Green economy: Spain faces slow start for electric cars – What does it mean?
The government of Spain’s electric vehicle scheme has so far failed to take off.
Spain’s plans to fill its roads with electric cars, which can top up at service stations and converted phone booths across the country, have hit a bump in the road. So far only 16 electric cars have been sold in Spain this year. This is a 16-fold improvement over last year, but far short of the goal of 2,000 for this year and seems destined to fail to meet next year’s 20,000 or 2014’s 100,000 targets.
Yet the Spanish government-backed Wind Power and Electric Vehicles group (REVE) is still voicing optimism.
From an article in the Guardian:
The figures are similar to what happened in their day to personal computers or mobile phones. The first models are expensive and with few extras and sales are slow. But somewhere around 2012 dozens of electric vehicles with lithium batteries and at a lower price will reach the market – and the recharging infrastructure will be in place.
–Spain’s Wind Power and Electric Vehicles group
Amid high unemployment figures, economic austerity measures and allegations of corruption, Spain’s renewable energy sector is suffering from setbacks – despite some generous subsides.
From an Associated Press report:
In April, Prime Minister Jose Luis Rodriguez Zapatero announced the government would invest euro 590 million ($775 million) in promoting and developing production of electric cars over the next two years.
Maybe the Spanish Wind Power and Electric Vehicles group has a point, though.
These kinds of numbers may cause worry that renewable energy can’t take hold without major government support – and may never in fact be able to replace fossil fuels. Yet according to a new report by Bloomberg New Energy Finance, fossil fuel industries globally receive 10-12 times the subsidies of renewables such as wind, solar and biofuels:
One of the reasons the clean energy sector is starved of funding is because mainstream investors worry that renewable energy only works with direct government support.

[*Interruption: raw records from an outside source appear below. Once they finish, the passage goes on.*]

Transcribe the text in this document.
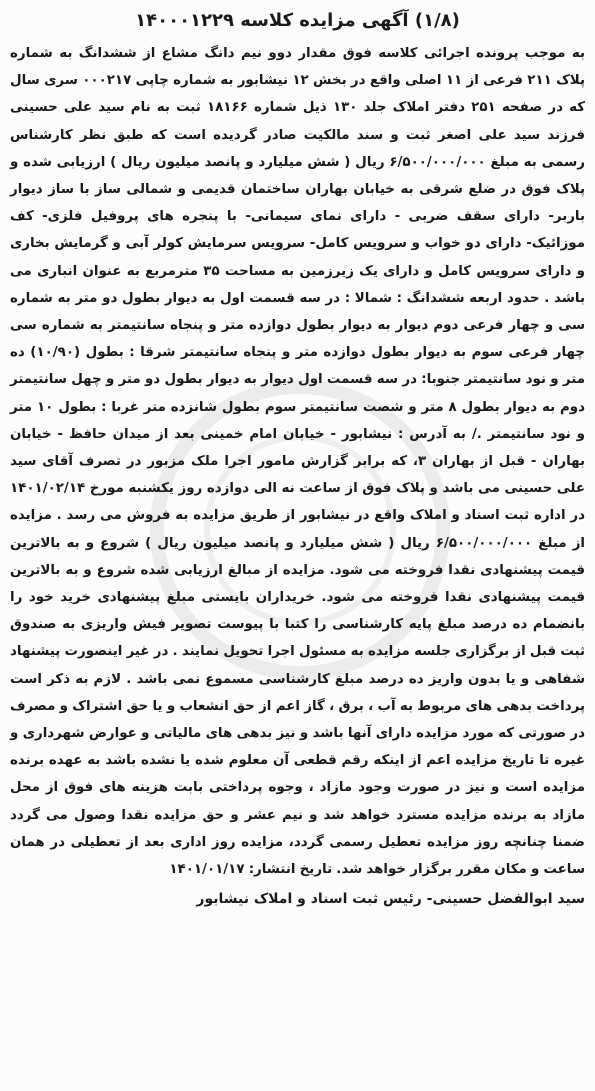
(۱/۸) آگهی مزایده کلاسه ۱۴۰۰۰۱۲۲۹

به موجب پرونده اجرائی کلاسه فوق مقدار دوو نیم دانگ مشاع از ششدانگ به شماره پلاک ۲۱۱ فرعی از ۱۱ اصلی واقع در بخش ۱۲ نیشابور به شماره چاپی ۰۰۰۲۱۷ سری سال که در صفحه ۲۵۱ دفتر املاک جلد ۱۳۰ ذیل شماره ۱۸۱۶۶ ثبت به نام سید علی حسینی فرزند سید علی اصغر ثبت و سند مالکیت صادر گردیده است که طبق نظر کارشناس رسمی به مبلغ ۶/۵۰۰/۰۰۰/۰۰۰ ریال ( شش میلیارد و پانصد میلیون ریال ) ارزیابی شده و پلاک فوق در ضلع شرقی به خیابان بهاران ساختمان قدیمی و شمالی ساز با ساز دیوار باربر- دارای سقف ضربی - دارای نمای سیمانی- با پنجره های پروفیل فلزی- کف موزائیک- دارای دو خواب و سرویس کامل- سرویس سرمایش کولر آبی و گرمایش بخاری و دارای سرویس کامل و دارای یک زیرزمین به مساحت ۳۵ مترمربع به عنوان انباری می باشد . حدود اربعه ششدانگ : شمالا : در سه قسمت اول به دیوار بطول دو متر به شماره سی و چهار فرعی دوم دیوار به دیوار بطول دوازده متر و پنجاه سانتیمتر به شماره سی چهار فرعی سوم به دیوار بطول دوازده متر و پنجاه سانتیمتر شرقا : بطول (۱۰/۹۰) ده متر و نود سانتیمتر جنوبا: در سه قسمت اول دیوار به دیوار بطول دو متر و چهل سانتیمتر دوم به دیوار بطول ۸ متر و شصت سانتیمتر سوم بطول شانزده متر غربا : بطول ۱۰ متر و نود سانتیمتر ./ به آدرس : نیشابور - خیابان امام خمینی بعد از میدان حافظ - خیابان بهاران - قبل از بهاران ۳، که برابر گزارش مامور اجرا ملک مزبور در تصرف آقای سید علی حسینی می باشد و پلاک فوق از ساعت نه الی دوازده روز یکشنبه مورخ ۱۴۰۱/۰۲/۱۴ در اداره ثبت اسناد و املاک واقع در نیشابور از طریق مزایده به فروش می رسد . مزایده از مبلغ ۶/۵۰۰/۰۰۰/۰۰۰ ریال ( شش میلیارد و پانصد میلیون ریال ) شروع و به بالاترین قیمت پیشنهادی نقدا فروخته می شود. مزایده از مبالغ ارزیابی شده شروع و به بالاترین قیمت پیشنهادی نقدا فروخته می شود. خریداران بایستی مبلغ پیشنهادی خرید خود را بانضمام ده درصد مبلغ پایه کارشناسی را کتبا با پیوست تصویر فیش واریزی به صندوق ثبت قبل از برگزاری جلسه مزایده به مسئول اجرا تحویل نمایند . در غیر اینصورت پیشنهاد شفاهی و یا بدون واریز ده درصد مبلغ کارشناسی مسموع نمی باشد . لازم به ذکر است پرداخت بدهی های مربوط به آب ، برق ، گاز اعم از حق انشعاب و یا حق اشتراک و مصرف در صورتی که مورد مزایده دارای آنها باشد و نیز بدهی های مالیاتی و عوارض شهرداری و غیره تا تاریخ مزایده اعم از اینکه رقم قطعی آن معلوم شده یا نشده باشد به عهده برنده مزایده است و نیز در صورت وجود مازاد ، وجوه پرداختی بابت هزینه های فوق از محل مازاد به برنده مزایده مسترد خواهد شد و نیم عشر و حق مزایده نقدا وصول می گردد ضمنا چنانچه روز مزایده تعطیل رسمی گردد، مزایده روز اداری بعد از تعطیلی در همان ساعت و مکان مقرر برگزار خواهد شد. تاریخ انتشار: ۱۴۰۱/۰۱/۱۷

سید ابوالفضل حسینی- رئیس ثبت اسناد و املاک نیشابور
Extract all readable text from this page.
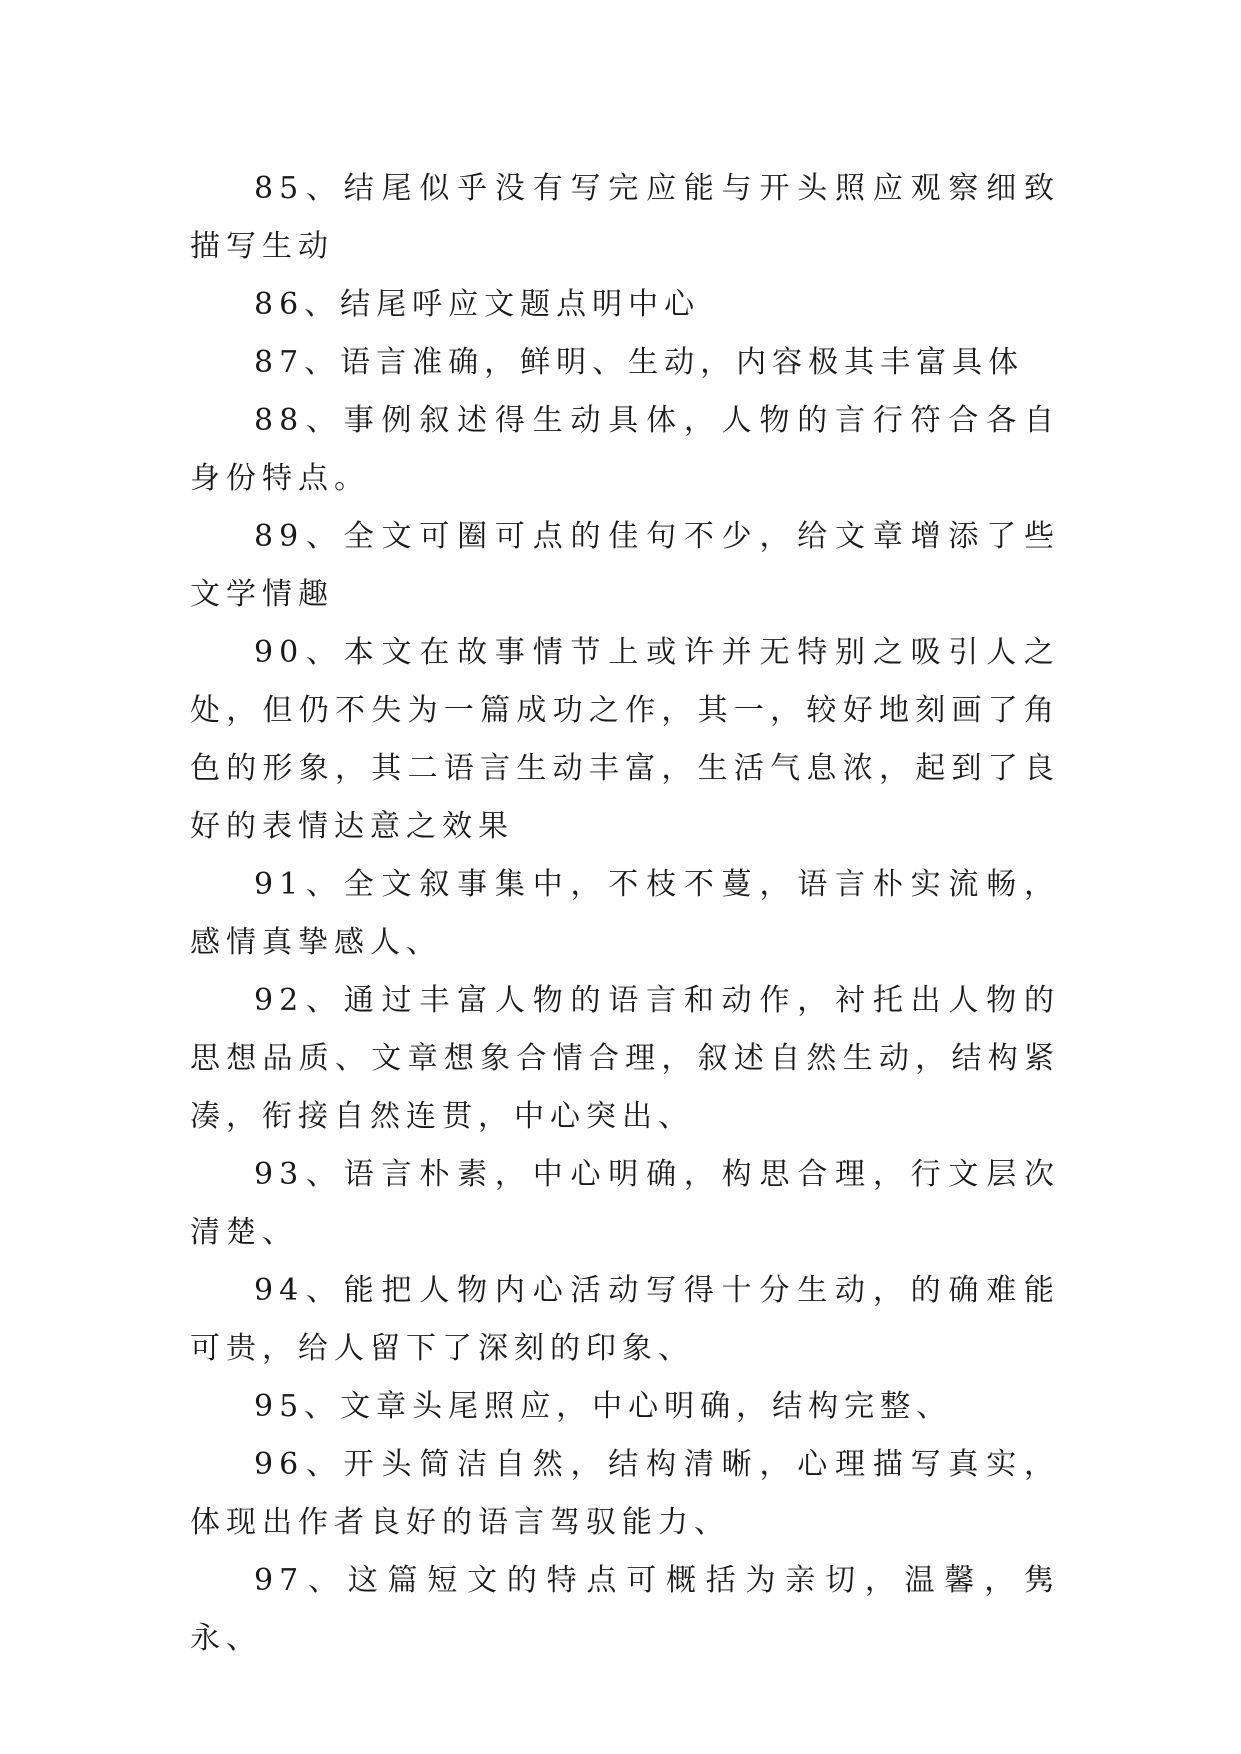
85、结尾似乎没有写完应能与开头照应观察细致描写生动

86、结尾呼应文题点明中心

87、语言准确，鲜明、生动，内容极其丰富具体

88、事例叙述得生动具体，人物的言行符合各自身份特点。

89、全文可圈可点的佳句不少，给文章增添了些文学情趣

90、本文在故事情节上或许并无特别之吸引人之处，但仍不失为一篇成功之作，其一，较好地刻画了角色的形象，其二语言生动丰富，生活气息浓，起到了良好的表情达意之效果

91、全文叙事集中，不枝不蔓，语言朴实流畅，感情真挚感人、

92、通过丰富人物的语言和动作，衬托出人物的思想品质、文章想象合情合理，叙述自然生动，结构紧凑，衔接自然连贯，中心突出、

93、语言朴素，中心明确，构思合理，行文层次清楚、

94、能把人物内心活动写得十分生动，的确难能可贵，给人留下了深刻的印象、

95、文章头尾照应，中心明确，结构完整、

96、开头简洁自然，结构清晰，心理描写真实，体现出作者良好的语言驾驭能力、

97、这篇短文的特点可概括为亲切，温馨，隽永、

This analysis shows that the global direct subsidy for fossil fuels is around ten times the subsidy for renewables.
–Michael Liebreich, chief executive of New Energy Finance.
So how can renewables compete with still over subsidized fossil fuels? Well, some wind farms and Brazil’s sugar cane ethanol industry in fact do compete on their own merit, according to New Energy Finance CEO Michael Liebreich.